Artemis I safe after departing launch pad ahead of Hurricane Ian

Artemis I safe after departing launch pad ahead of Hurricane Ian

NASA made the call Monday to guard against Hurricane Ian and got the slow gears rolling before midnight to send its Artemis I mission hardware back to the garage at Kennedy Space Center.

The 5.75 million-pound, 322-foot-tall combination of Space Launch System rocket, mobile launcher and Orion spacecraft endured yet another 4-mile roll atop NASA’s crawler-transporter 2 back to the Vehicle Assembly Building.

It moved into the VAB after 9 a.m. more than 10 hours since leaving the pad.

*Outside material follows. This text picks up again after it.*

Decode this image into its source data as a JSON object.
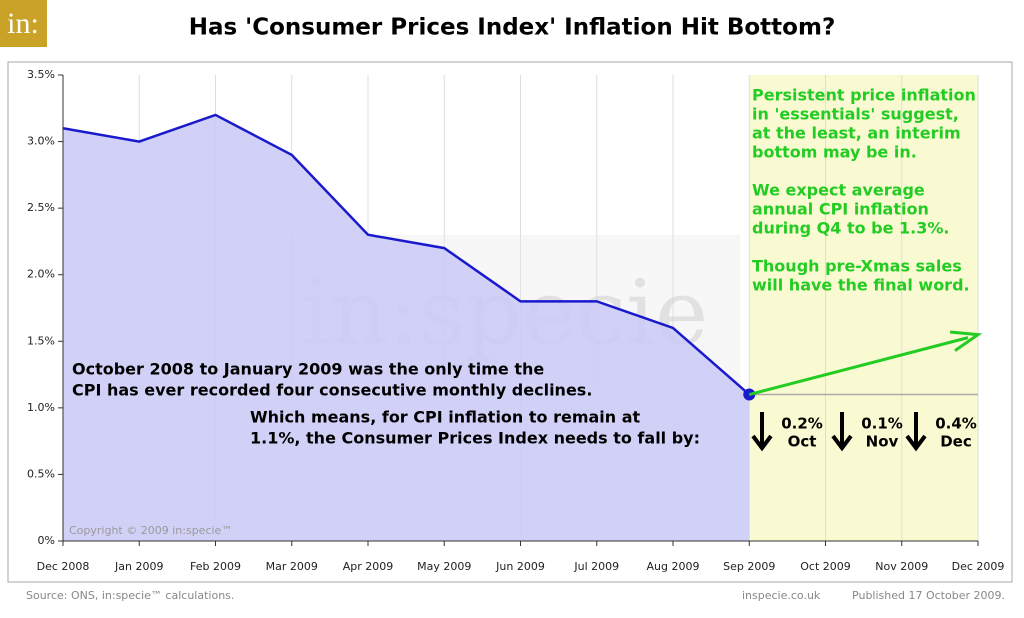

The much-delayed first mission in the Artemis program using the $4.1 billion rocket and spacecraft will have to wait some more as Hurricane Ian entered the Gulf of Mexico threatening to strike Florida’s Gulf Coast as a major hurricane.

Brevard County was placed under a tropical storm warning Tuesday morning.

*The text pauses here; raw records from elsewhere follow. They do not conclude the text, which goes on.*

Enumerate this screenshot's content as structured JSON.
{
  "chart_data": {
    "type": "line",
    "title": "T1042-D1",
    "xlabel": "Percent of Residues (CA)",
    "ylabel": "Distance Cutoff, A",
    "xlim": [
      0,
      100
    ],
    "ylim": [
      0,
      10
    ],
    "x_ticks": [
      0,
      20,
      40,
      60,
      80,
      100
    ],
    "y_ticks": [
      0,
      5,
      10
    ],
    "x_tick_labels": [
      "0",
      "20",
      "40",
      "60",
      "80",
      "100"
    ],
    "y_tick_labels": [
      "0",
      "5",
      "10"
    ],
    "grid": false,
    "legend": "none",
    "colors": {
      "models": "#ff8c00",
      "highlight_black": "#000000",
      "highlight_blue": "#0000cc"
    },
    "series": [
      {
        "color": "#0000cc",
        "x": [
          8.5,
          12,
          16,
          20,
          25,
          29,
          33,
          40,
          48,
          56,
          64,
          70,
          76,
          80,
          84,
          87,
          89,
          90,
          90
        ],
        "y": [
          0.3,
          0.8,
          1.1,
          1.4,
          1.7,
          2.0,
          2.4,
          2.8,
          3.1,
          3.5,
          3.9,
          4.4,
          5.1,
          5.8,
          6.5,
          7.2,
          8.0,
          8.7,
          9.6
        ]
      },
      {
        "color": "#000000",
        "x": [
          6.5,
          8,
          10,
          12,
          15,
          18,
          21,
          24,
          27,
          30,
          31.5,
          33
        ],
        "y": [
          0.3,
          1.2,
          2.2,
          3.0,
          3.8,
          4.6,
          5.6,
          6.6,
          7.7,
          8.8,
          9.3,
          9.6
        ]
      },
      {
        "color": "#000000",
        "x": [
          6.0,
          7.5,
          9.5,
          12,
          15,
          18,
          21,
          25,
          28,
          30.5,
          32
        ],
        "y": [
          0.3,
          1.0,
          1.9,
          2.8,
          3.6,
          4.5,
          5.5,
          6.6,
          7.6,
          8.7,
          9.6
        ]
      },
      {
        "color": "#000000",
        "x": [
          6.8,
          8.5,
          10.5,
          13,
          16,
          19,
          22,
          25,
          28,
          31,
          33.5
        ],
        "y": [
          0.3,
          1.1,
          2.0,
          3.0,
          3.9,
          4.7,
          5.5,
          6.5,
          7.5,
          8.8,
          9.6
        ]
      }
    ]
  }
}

NASA officials had said the rocket could endure 85 mph sustained winds on the launch pad, but the threat of tornadoes, which are expected across the Florida peninsula this week, are among the reasons NASA decided to play it safe.

The trip back to the VAB makes it the third back-and-forth trip for the rocket, which previously headed to Launch Pad 39-B for two wet dress rehearsal tanking tests in the spring, and then most recently rolled back out for attempts to send the rocket up on its first ever flight.

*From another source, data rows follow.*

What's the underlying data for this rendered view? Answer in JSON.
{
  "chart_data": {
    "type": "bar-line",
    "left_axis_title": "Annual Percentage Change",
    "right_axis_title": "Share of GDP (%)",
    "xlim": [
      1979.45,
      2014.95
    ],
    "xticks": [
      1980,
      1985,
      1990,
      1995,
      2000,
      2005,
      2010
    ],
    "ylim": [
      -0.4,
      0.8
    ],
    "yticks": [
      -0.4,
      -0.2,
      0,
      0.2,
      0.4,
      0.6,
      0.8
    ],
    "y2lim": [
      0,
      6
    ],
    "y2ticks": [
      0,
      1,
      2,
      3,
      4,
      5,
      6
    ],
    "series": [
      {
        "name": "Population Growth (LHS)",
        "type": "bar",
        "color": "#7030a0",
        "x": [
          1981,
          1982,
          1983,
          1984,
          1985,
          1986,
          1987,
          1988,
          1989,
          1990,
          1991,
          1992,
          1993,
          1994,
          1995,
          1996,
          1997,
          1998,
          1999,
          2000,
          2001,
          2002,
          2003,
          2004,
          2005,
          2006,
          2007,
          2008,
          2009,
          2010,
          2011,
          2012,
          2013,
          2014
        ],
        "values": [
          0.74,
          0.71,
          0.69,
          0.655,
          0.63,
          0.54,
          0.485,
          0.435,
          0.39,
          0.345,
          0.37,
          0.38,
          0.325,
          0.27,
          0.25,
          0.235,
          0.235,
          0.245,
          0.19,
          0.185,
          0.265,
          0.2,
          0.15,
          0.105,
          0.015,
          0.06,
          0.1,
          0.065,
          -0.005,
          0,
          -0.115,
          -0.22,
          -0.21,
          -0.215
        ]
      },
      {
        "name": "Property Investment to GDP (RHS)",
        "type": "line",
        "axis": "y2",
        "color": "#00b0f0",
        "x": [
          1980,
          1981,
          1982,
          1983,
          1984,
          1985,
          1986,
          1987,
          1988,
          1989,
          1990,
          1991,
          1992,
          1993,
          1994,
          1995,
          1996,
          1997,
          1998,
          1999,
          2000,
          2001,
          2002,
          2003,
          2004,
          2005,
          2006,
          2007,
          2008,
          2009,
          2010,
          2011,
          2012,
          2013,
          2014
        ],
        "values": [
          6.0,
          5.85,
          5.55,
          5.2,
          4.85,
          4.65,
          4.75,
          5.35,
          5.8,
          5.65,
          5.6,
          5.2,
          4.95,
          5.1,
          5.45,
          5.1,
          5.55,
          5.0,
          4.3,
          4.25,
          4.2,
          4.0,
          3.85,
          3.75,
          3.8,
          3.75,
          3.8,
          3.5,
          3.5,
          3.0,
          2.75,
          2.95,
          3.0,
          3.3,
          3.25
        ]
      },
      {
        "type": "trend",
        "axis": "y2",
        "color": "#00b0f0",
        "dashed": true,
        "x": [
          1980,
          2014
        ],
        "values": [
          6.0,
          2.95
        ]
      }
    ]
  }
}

A series of issues at the pad during countdown forced NASA to scrub two launch attempts. Teams had done repair work on the pad, though, this month after the most recent scrub Sept. 3 and were gearing up for a launch attempt today before Hurricane Ian’s threat came calling. Teams took the Sept. 27 window off the board, and then made the final call to protect the hardware, which took the only other opportunity during this launch window — Oct. 2 —off the board.

By electing to roll back to the VAB, NASA will be able to take care of some battery recharging activities including the flight termination system as well as some of the rideshare cubesats that will be deployed when it heads to the moon.

The next available launch windows run from Oct. 17-31, Nov. 12-27 and Dec. 9-23. Each window has only certain days during which the Earth and moon are in the right position for the planned mission.

NASA Administrator Bill Nelson told CNN on Tuesday that the October window would be cutting it close and mid-November was more likely.

That was echoed by NASA’s Jim Free, NASA’s associate administrator for the Exploration Systems Development Mission Directorate.

“I don’t think we’re going to take anything off the table, like I say we need to look at what all the tradeoffs are,” he said noting that work to be done including the flight termination system battery changeout is not simple. “I don’t want to say it’s off the table but I also recognize it’s September 27 and getting back out to the pad and trying to kind of get there may be a challenge. ... I’ve seen this team do challenging things in the past and I won’t write it off but it is going to be difficult.”

Artemis I is an uncrewed mission that combines the mobile launcher, Space Launch System rocket and Orion spacecraft. The SLS’s 8.8 million pounds of thrust at liftoff would become the most powerful rocket to ever launch from Earth besting the Saturn V rockets from the Apollo missions.

The Orion spacecraft will be propelled into a trans-lunar injection during which plans are to send it as far as 280,000 miles away, 40,000 miles farther than the moon. It will make several orbits of the moon over several weeks before returning to Earth faster than any human-rated spacecraft has ever attempted re-entry, coming in at 24,500 mph creating heat of 5,000 degrees Fahrenheit.

The goal is to make sure Orion can endure extremes to keep humans safe on future missions. If successful, Artemis II could fly with a crew to orbit the moon in 2024 and Artemis III could fly as early as 2025 to return humans including the first woman to the lunar surface for the first time since Apollo 17 in 1972.